Open MPI logo

Open MPI Development Mailing List Archives

  |   Home   |   Support   |   FAQ   |   all Development mailing list

Subject: [OMPI devel] RFC: revamp of ORTE global structures
From: Ralph Castain (rhc_at_[hidden])
Date: 2014-05-17 11:31:00

WHAT: Revise the global ORTE data structures:
                  * orte_app_context_t
                  * orte_node_t
                  * orte_job_t
                  * orte_proc_t

WHY: The current definitions are rigid and hard to extend. In the past, we have extended
               them by hard-coding new fields into the structures. This has led to issues for
               off-trunk researchers and developers, and caused the structures to balloon in size.

WHEN: This is pretty disruptive and touches a lot of ORTE files, so let's give it a few weeks
                 and set timeout for June 3rd after the telecon


PLEASE test your favorite mpirun options to ensure everything is working correctly. There are quite a few combinations, and I can't possibly guarantee I have hit them all.

More detail:

As noted in the summary, every time we want to add another capability to the system, we frequently wind up adding another dedicated field to the ORTE data structures.
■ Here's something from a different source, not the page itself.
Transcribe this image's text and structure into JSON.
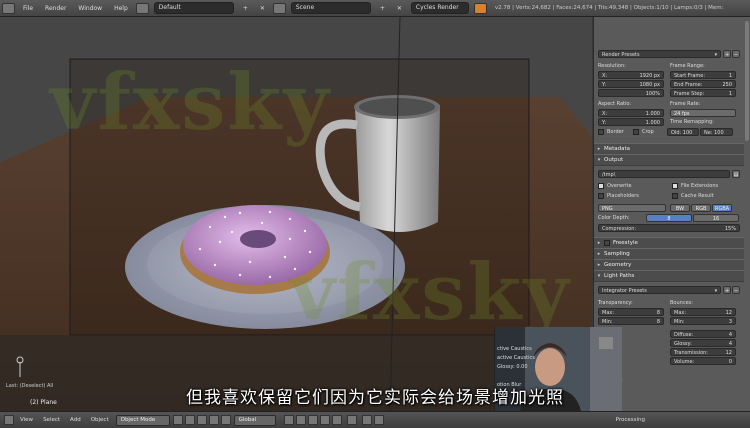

For example, we have a number of booleans in the structures, each of which may only be used in a single, uncommon use-case. Those wanting to investigate new capabilities, or developers wishing to add something to the system, not only need to add more fields to the structures, but also (a) ensure that the datatype support routines know about them, (b) ensure that the odls packing/unpacking functions know how to handle it, if the capability involves launching processes, and (c) ensure that the nidmap code knows about any new data fields.

All together, it is pretty intimidating and fragile - and adds memory footprint for every feature.

As many of you know, we are about to add a number of new features to the system (e.g., power/freq control, direct cgroup support). After starting to work on these, it became apparent that we would be adding yet another set of rarely used fields to the various structures, further increasing the memory footprint for no good reason. Hence, I undertook a revision of not only the objects, but also how we handle their transmission during launch.

The resulting code can be broken down into two key concepts:

* combining frequently used booleans into a single "flag" field in each structure - the size of the flag varies between the structures according to the number of required booleans. Macros are provided to set/unset/test flags so we can easily revise the system as required (e.g., if we need someday to go to opal_bitmap_t's instead of simple int-like fields).

* adding a list of "attributes" to each structure where infrequently used and/or non-boolean options can be stored. A new "orte_attribute_t" structure is defined that provides a key/value storage mechanism for these lists. In order to conserve memory, the key is an integer instead of a string. Functions for setting and getting attributes are provided. When an attribute is "set", you also specify whether it is to be shared globally (i.e., to be included when packing the associated structure's attribute list), or to be kept local.

Definition of the new flags and attributes are provided in two new files:

* orte/util/attr.h - contains key and structure definitions for attributes, and flag names plus macros

* orte/util/attr.c - contains the attribute support functions

These revisions have allowed me to not only reduce our memory footprint, but also reduce the size of the launch message by removing a lot of duplicated and unnecessary info. The nidmap and odls codes have been revamped accordingly.

Comments and/or suggestions are welcomed.